In October Richard returned to the United States and
settled down to complete his first book on the war. During
this period and indeed until the hour of his death my brother
devoted the greater part of his time to the cause of the
Allies. He had always believed that the United States should
have entered the war when the Germans first outraged Belgium,
and to this effect he wrote many letters to the newspapers.
In addition to this he was most active in various of the
charities devoted to the causes of the Allies, wrote a number
of appeals, and contributed money out of all proportion to his
means. The following appeal he wrote for the Secours
National:
"You are invited to help women, children and old people
in Paris and in France, wherever the war has brought
desolation and distress. To France you owe a debt. It is not
alone the debt you incurred when your great grandfathers
fought for liberty, and to help them, France sent soldiers,
ships and two great generals, Rochambeau and La Fayette. You
owe France
for that, but since then you have incurred other debts.
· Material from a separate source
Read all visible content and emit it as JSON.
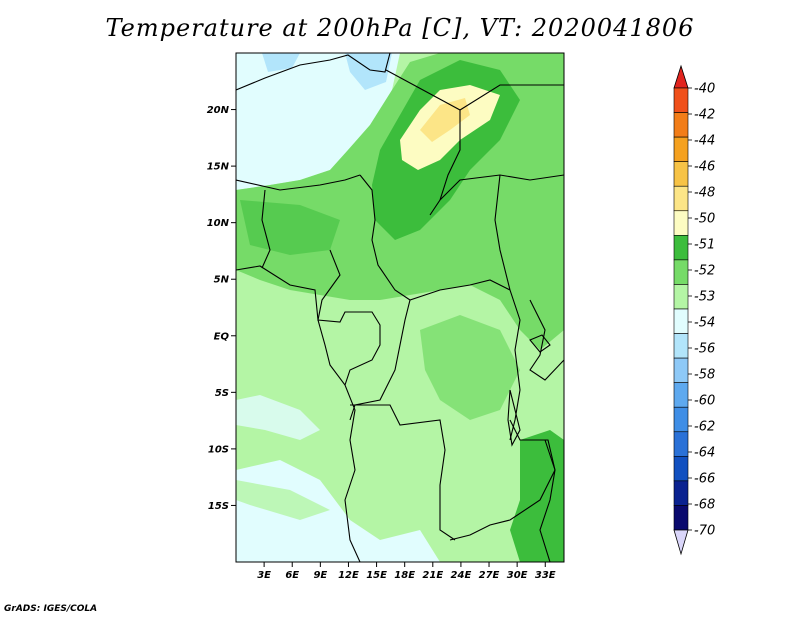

"Though you may never have visited France, her art,
literature, her discoveries in Science, her sense of what is
beautiful, whether in a bonnet, a boulevard or a triumphal
arch, have visited you. For them you are the happier; and for
them also, to France you are in debt.
"If you have visited Paris, then your debt is increased a
hundred fold. For to whatever part of France you journeyed,
there you found courtesy, kindness, your visit became a
holiday, you departed with a sense of renunciation; you were
determined to return. And when after the war, you do revisit
France, if your debt is unpaid, can you without embarrassment
sink into debt still deeper? What you sought Paris gave you
freely. Was it to study art or to learn history, for the
history of France is the history of the world; was it to dine
under the trees or to rob the Rue de la Paix of a new model;
was it for weeks to motor on the white roads or at a cafe
table watch the world pass? Whatever you sought, you found.
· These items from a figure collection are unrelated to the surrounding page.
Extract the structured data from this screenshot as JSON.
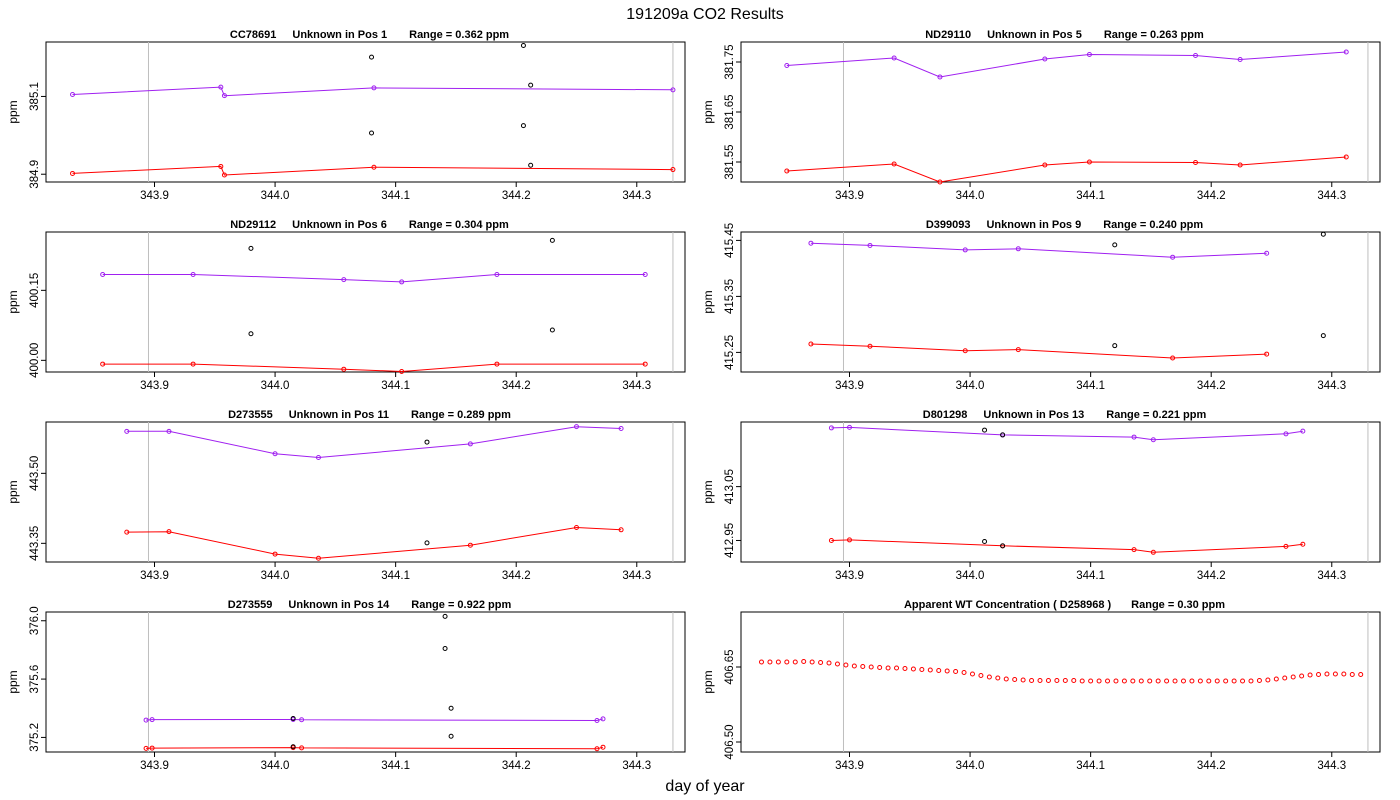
{
  "figure": {
    "title": "191209a  CO2 Results",
    "xlabel": "day of year",
    "ylabel": "ppm"
  },
  "colors": {
    "upper": "#a020f0",
    "lower": "#ff0000",
    "dark": "#000000",
    "frame": "#000000",
    "vline": "#bebebe"
  },
  "chart_data": [
    {
      "type": "line",
      "title": {
        "id": "CC78691",
        "pos": "Unknown in Pos 1",
        "range": "Range =  0.362 ppm"
      },
      "xlim": [
        343.81,
        344.34
      ],
      "ylim": [
        384.88,
        385.24
      ],
      "xticks": [
        "343.9",
        "344.0",
        "344.1",
        "344.2",
        "344.3"
      ],
      "yticks": [
        "384.9",
        "385.1"
      ],
      "vlines": [
        343.895,
        344.33
      ],
      "upper": {
        "x": [
          343.832,
          343.955,
          343.958,
          344.082,
          344.33
        ],
        "y": [
          385.105,
          385.124,
          385.102,
          385.122,
          385.117
        ]
      },
      "lower": {
        "x": [
          343.832,
          343.955,
          343.958,
          344.082,
          344.33
        ],
        "y": [
          384.902,
          384.92,
          384.898,
          384.918,
          384.912
        ]
      },
      "dark_upper": {
        "x": [
          344.08,
          344.206,
          344.212
        ],
        "y": [
          385.201,
          385.231,
          385.129
        ]
      },
      "dark_lower": {
        "x": [
          344.08,
          344.206,
          344.212
        ],
        "y": [
          385.006,
          385.025,
          384.923
        ]
      }
    },
    {
      "type": "line",
      "title": {
        "id": "ND29110",
        "pos": "Unknown in Pos 5",
        "range": "Range =  0.263 ppm"
      },
      "xlim": [
        343.81,
        344.34
      ],
      "ylim": [
        381.51,
        381.79
      ],
      "xticks": [
        "343.9",
        "344.0",
        "344.1",
        "344.2",
        "344.3"
      ],
      "yticks": [
        "381.55",
        "381.65",
        "381.75"
      ],
      "vlines": [
        343.895,
        344.33
      ],
      "upper": {
        "x": [
          343.848,
          343.937,
          343.975,
          344.062,
          344.099,
          344.187,
          344.224,
          344.312
        ],
        "y": [
          381.743,
          381.758,
          381.72,
          381.756,
          381.765,
          381.763,
          381.755,
          381.77
        ]
      },
      "lower": {
        "x": [
          343.848,
          343.937,
          343.975,
          344.062,
          344.099,
          344.187,
          344.224,
          344.312
        ],
        "y": [
          381.532,
          381.546,
          381.51,
          381.544,
          381.55,
          381.549,
          381.544,
          381.56
        ]
      },
      "dark_upper": {
        "x": [],
        "y": []
      },
      "dark_lower": {
        "x": [],
        "y": []
      }
    },
    {
      "type": "line",
      "title": {
        "id": "ND29112",
        "pos": "Unknown in Pos 6",
        "range": "Range =  0.304 ppm"
      },
      "xlim": [
        343.81,
        344.34
      ],
      "ylim": [
        399.975,
        400.275
      ],
      "xticks": [
        "343.9",
        "344.0",
        "344.1",
        "344.2",
        "344.3"
      ],
      "yticks": [
        "400.00",
        "400.15"
      ],
      "vlines": [
        343.895,
        344.33
      ],
      "upper": {
        "x": [
          343.857,
          343.932,
          344.057,
          344.105,
          344.184,
          344.307
        ],
        "y": [
          400.184,
          400.184,
          400.173,
          400.168,
          400.184,
          400.184
        ]
      },
      "lower": {
        "x": [
          343.857,
          343.932,
          344.057,
          344.105,
          344.184,
          344.307
        ],
        "y": [
          399.992,
          399.992,
          399.981,
          399.976,
          399.992,
          399.992
        ]
      },
      "dark_upper": {
        "x": [
          343.98,
          344.23
        ],
        "y": [
          400.24,
          400.257
        ]
      },
      "dark_lower": {
        "x": [
          343.98,
          344.23
        ],
        "y": [
          400.057,
          400.065
        ]
      }
    },
    {
      "type": "line",
      "title": {
        "id": "D399093",
        "pos": "Unknown in Pos 9",
        "range": "Range =  0.240 ppm"
      },
      "xlim": [
        343.81,
        344.34
      ],
      "ylim": [
        415.215,
        415.465
      ],
      "xticks": [
        "343.9",
        "344.0",
        "344.1",
        "344.2",
        "344.3"
      ],
      "yticks": [
        "415.25",
        "415.35",
        "415.45"
      ],
      "vlines": [
        343.895,
        344.33
      ],
      "upper": {
        "x": [
          343.868,
          343.917,
          343.996,
          344.04,
          344.168,
          344.246
        ],
        "y": [
          415.445,
          415.441,
          415.433,
          415.435,
          415.42,
          415.427
        ]
      },
      "lower": {
        "x": [
          343.868,
          343.917,
          343.996,
          344.04,
          344.168,
          344.246
        ],
        "y": [
          415.265,
          415.261,
          415.253,
          415.255,
          415.24,
          415.247
        ]
      },
      "dark_upper": {
        "x": [
          344.12,
          344.293
        ],
        "y": [
          415.442,
          415.461
        ]
      },
      "dark_lower": {
        "x": [
          344.12,
          344.293
        ],
        "y": [
          415.262,
          415.28
        ]
      }
    },
    {
      "type": "line",
      "title": {
        "id": "D273555",
        "pos": "Unknown in Pos 11",
        "range": "Range =  0.289 ppm"
      },
      "xlim": [
        343.81,
        344.34
      ],
      "ylim": [
        443.31,
        443.61
      ],
      "xticks": [
        "343.9",
        "344.0",
        "344.1",
        "344.2",
        "344.3"
      ],
      "yticks": [
        "443.35",
        "443.50"
      ],
      "vlines": [
        343.895,
        344.33
      ],
      "upper": {
        "x": [
          343.877,
          343.912,
          344.0,
          344.036,
          344.162,
          344.25,
          344.287
        ],
        "y": [
          443.59,
          443.59,
          443.542,
          443.534,
          443.563,
          443.6,
          443.596
        ]
      },
      "lower": {
        "x": [
          343.877,
          343.912,
          344.0,
          344.036,
          344.162,
          344.25,
          344.287
        ],
        "y": [
          443.374,
          443.375,
          443.327,
          443.318,
          443.346,
          443.384,
          443.379
        ]
      },
      "dark_upper": {
        "x": [
          344.126
        ],
        "y": [
          443.567
        ]
      },
      "dark_lower": {
        "x": [
          344.126
        ],
        "y": [
          443.351
        ]
      }
    },
    {
      "type": "line",
      "title": {
        "id": "D801298",
        "pos": "Unknown in Pos 13",
        "range": "Range =  0.221 ppm"
      },
      "xlim": [
        343.81,
        344.34
      ],
      "ylim": [
        412.91,
        413.17
      ],
      "xticks": [
        "343.9",
        "344.0",
        "344.1",
        "344.2",
        "344.3"
      ],
      "yticks": [
        "412.95",
        "413.05"
      ],
      "vlines": [
        343.895,
        344.33
      ],
      "upper": {
        "x": [
          343.885,
          343.9,
          344.027,
          344.136,
          344.152,
          344.262,
          344.276
        ],
        "y": [
          413.159,
          413.16,
          413.146,
          413.142,
          413.137,
          413.148,
          413.153
        ]
      },
      "lower": {
        "x": [
          343.885,
          343.9,
          344.027,
          344.136,
          344.152,
          344.262,
          344.276
        ],
        "y": [
          412.95,
          412.951,
          412.94,
          412.933,
          412.928,
          412.939,
          412.943
        ]
      },
      "dark_upper": {
        "x": [
          344.012,
          344.027
        ],
        "y": [
          413.155,
          413.146
        ]
      },
      "dark_lower": {
        "x": [
          344.012,
          344.027
        ],
        "y": [
          412.948,
          412.94
        ]
      }
    },
    {
      "type": "line",
      "title": {
        "id": "D273559",
        "pos": "Unknown in Pos 14",
        "range": "Range =  0.922 ppm"
      },
      "xlim": [
        343.81,
        344.34
      ],
      "ylim": [
        375.1,
        376.06
      ],
      "xticks": [
        "343.9",
        "344.0",
        "344.1",
        "344.2",
        "344.3"
      ],
      "yticks": [
        "375.2",
        "375.6",
        "376.0"
      ],
      "vlines": [
        343.895,
        344.33
      ],
      "upper": {
        "x": [
          343.893,
          343.898,
          344.015,
          344.022,
          344.267,
          344.272
        ],
        "y": [
          375.319,
          375.322,
          375.323,
          375.321,
          375.316,
          375.327
        ]
      },
      "lower": {
        "x": [
          343.893,
          343.898,
          344.015,
          344.022,
          344.267,
          344.272
        ],
        "y": [
          375.125,
          375.127,
          375.13,
          375.128,
          375.122,
          375.133
        ]
      },
      "dark_upper": {
        "x": [
          344.015,
          344.141,
          344.146
        ],
        "y": [
          375.33,
          376.03,
          375.4
        ]
      },
      "dark_lower": {
        "x": [
          344.015,
          344.141,
          344.146
        ],
        "y": [
          375.136,
          375.81,
          375.208
        ]
      }
    },
    {
      "type": "scatter",
      "title": {
        "label": "Apparent WT Concentration ( D258968 )",
        "range": "Range = 0.30 ppm"
      },
      "xlim": [
        343.81,
        344.34
      ],
      "ylim": [
        406.48,
        406.76
      ],
      "xticks": [
        "343.9",
        "344.0",
        "344.1",
        "344.2",
        "344.3"
      ],
      "yticks": [
        "406.50",
        "406.65"
      ],
      "vlines": [
        343.895,
        344.33
      ],
      "wt": {
        "x": [
          343.827,
          343.834,
          343.841,
          343.848,
          343.855,
          343.862,
          343.869,
          343.876,
          343.883,
          343.89,
          343.897,
          343.904,
          343.911,
          343.918,
          343.925,
          343.932,
          343.939,
          343.946,
          343.953,
          343.96,
          343.967,
          343.974,
          343.981,
          343.988,
          343.995,
          344.002,
          344.009,
          344.016,
          344.023,
          344.03,
          344.037,
          344.044,
          344.051,
          344.058,
          344.065,
          344.072,
          344.079,
          344.086,
          344.093,
          344.1,
          344.107,
          344.114,
          344.121,
          344.128,
          344.135,
          344.142,
          344.149,
          344.156,
          344.163,
          344.17,
          344.177,
          344.184,
          344.191,
          344.198,
          344.205,
          344.212,
          344.219,
          344.226,
          344.233,
          344.24,
          344.247,
          344.254,
          344.261,
          344.268,
          344.275,
          344.282,
          344.289,
          344.296,
          344.303,
          344.31,
          344.317,
          344.324
        ],
        "y": [
          406.66,
          406.66,
          406.66,
          406.66,
          406.66,
          406.661,
          406.66,
          406.659,
          406.658,
          406.656,
          406.654,
          406.652,
          406.651,
          406.65,
          406.649,
          406.648,
          406.648,
          406.647,
          406.646,
          406.645,
          406.644,
          406.643,
          406.642,
          406.641,
          406.639,
          406.636,
          406.633,
          406.63,
          406.628,
          406.626,
          406.625,
          406.624,
          406.623,
          406.623,
          406.623,
          406.623,
          406.623,
          406.623,
          406.622,
          406.622,
          406.622,
          406.622,
          406.622,
          406.622,
          406.622,
          406.622,
          406.622,
          406.622,
          406.622,
          406.622,
          406.622,
          406.622,
          406.622,
          406.622,
          406.622,
          406.622,
          406.622,
          406.622,
          406.622,
          406.623,
          406.624,
          406.626,
          406.628,
          406.63,
          406.632,
          406.634,
          406.635,
          406.636,
          406.636,
          406.636,
          406.635,
          406.635
        ]
      }
    }
  ]
}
Now, as in 1776 we fought, to-day France fights for freedom,
and in behalf of all the world, against militarism that is
`made in Germany.'
"Her men are in the trenches; her women are working in
the fields, sweeping the Paris boulevards, lighting the street
lamps. They are undaunted, independent, magnificently
capable. They ask no charity. But from those districts the
war has wrecked, there are hundreds of thousands of women and
little children without work, shelter or food. To them
throughout the war zone the Secours National gives instant
relief. In one day in Paris alone it provides 80,000
free meals. Six cents pays for one of these meals. One
dollar from you will for a week keep a woman or child alive.
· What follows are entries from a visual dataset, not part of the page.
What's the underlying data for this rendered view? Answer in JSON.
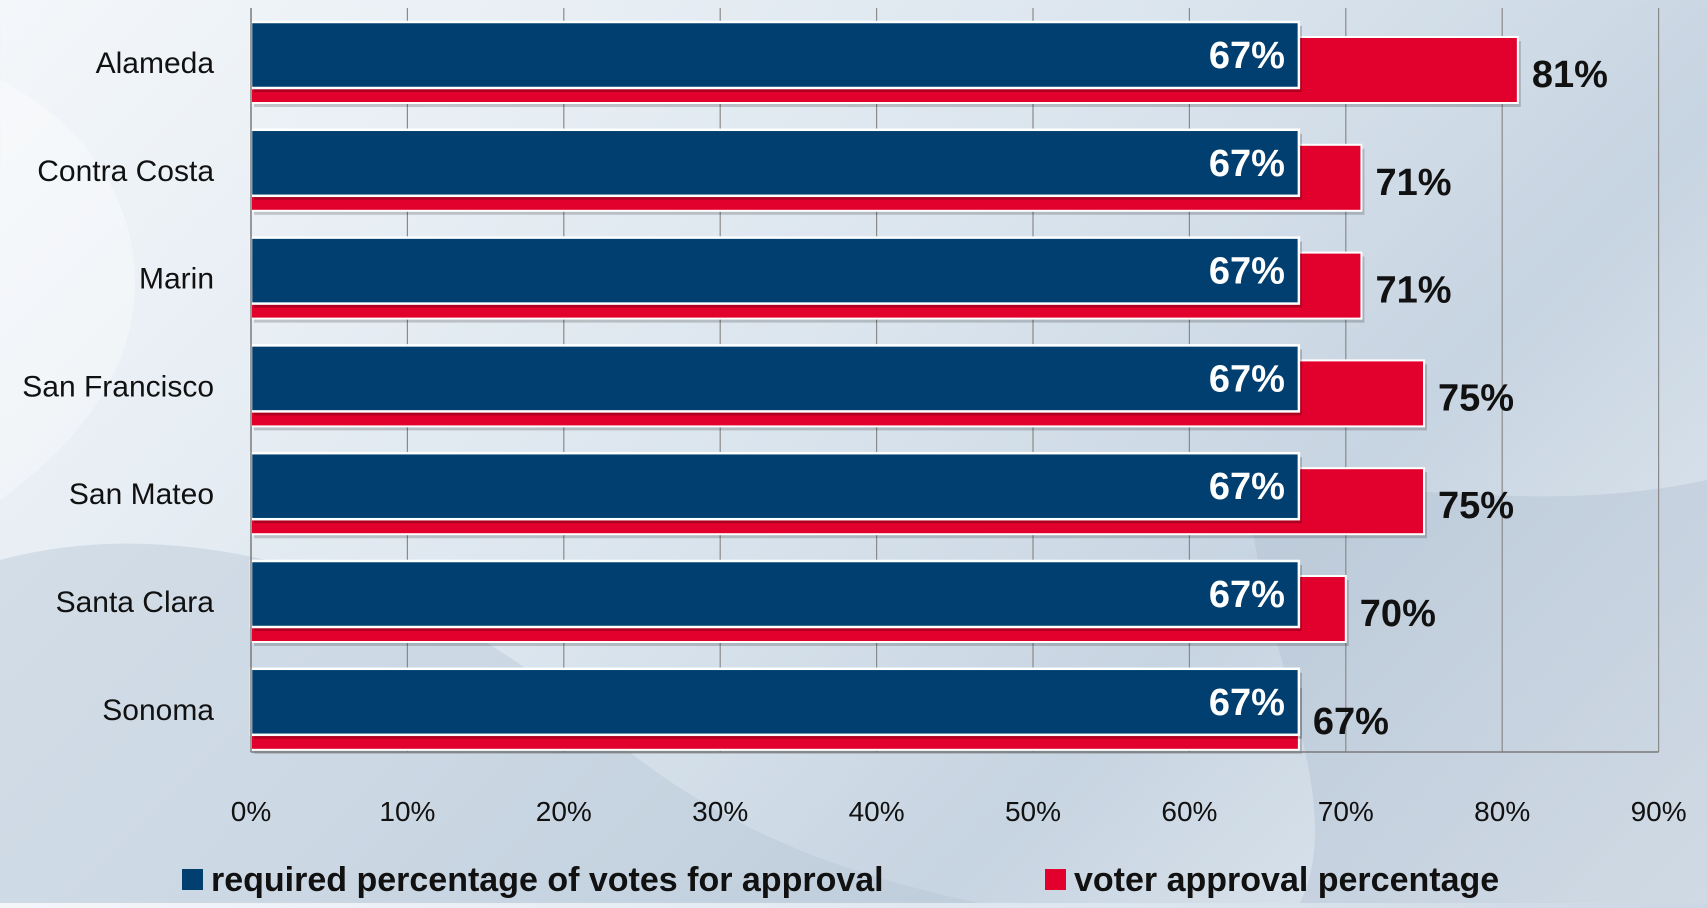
{
  "chart_data": {
    "type": "bar",
    "orientation": "horizontal",
    "categories": [
      "Alameda",
      "Contra Costa",
      "Marin",
      "San Francisco",
      "San Mateo",
      "Santa Clara",
      "Sonoma"
    ],
    "series": [
      {
        "name": "required percentage of votes for approval",
        "values": [
          67,
          67,
          67,
          67,
          67,
          67,
          67
        ],
        "labels": [
          "67%",
          "67%",
          "67%",
          "67%",
          "67%",
          "67%",
          "67%"
        ],
        "color": "#003f6f"
      },
      {
        "name": "voter approval percentage",
        "values": [
          81,
          71,
          71,
          75,
          75,
          70,
          67
        ],
        "labels": [
          "81%",
          "71%",
          "71%",
          "75%",
          "75%",
          "70%",
          "67%"
        ],
        "color": "#e2002c"
      }
    ],
    "xlim": [
      0,
      90
    ],
    "x_ticks": [
      "0%",
      "10%",
      "20%",
      "30%",
      "40%",
      "50%",
      "60%",
      "70%",
      "80%",
      "90%"
    ],
    "x_tick_values": [
      0,
      10,
      20,
      30,
      40,
      50,
      60,
      70,
      80,
      90
    ],
    "title": "",
    "xlabel": "",
    "ylabel": "",
    "grid": true,
    "legend_position": "bottom"
  }
}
"The story is that one man said, `In this war the women
and children suffer most. I'm awfully sorry for them!' and
the other man said, `Yes I'm five dollars sorry. How sorry
are you?'
"If ever you intend paying that debt you owe to France do
not wait until the war is ended. Now, while you still owe it,
do not again impose yourself upon her hospitality, her
courtesy, her friendship.
"But, pay the debt now.
"And then, when next in Paris you sit at your favorite
table and your favorite waiter hands you the menu, will you
not the more enjoy your dinner if you know that while he was
fighting on the Aisne, it was your privilege to help a little
in keeping his wife and child alive."
The winter of 1914-15 Richard and his wife spent in New
York, and on January 4, 1915, their baby, Hope, was born. No
event in my brother's life had ever brought him such infinite
happiness, and during the short fifteen months that remained
to him she was seldom, if ever, from his thoughts, and no
father ever planned more carefully for a child's future than
Richard did for his little daughter.
On April 11 my brother and his wife took Hope to
Crossroads for the first time. In his diary of this time he
writes, "Only home in the world is the one I own. Everything
belongs. It is so comfortable and the lake and the streams in
the woods where you can get your feet wet. The thrill of
thinking a stump is a trespasser! You can't do that on ten
acres."
A cause in which Richard was enormously interested
at this time was that of the preparedness of his own country,
and for it he worked unremittingly. In August, 1915, he went
to Plattsburg, where he took a month of military training.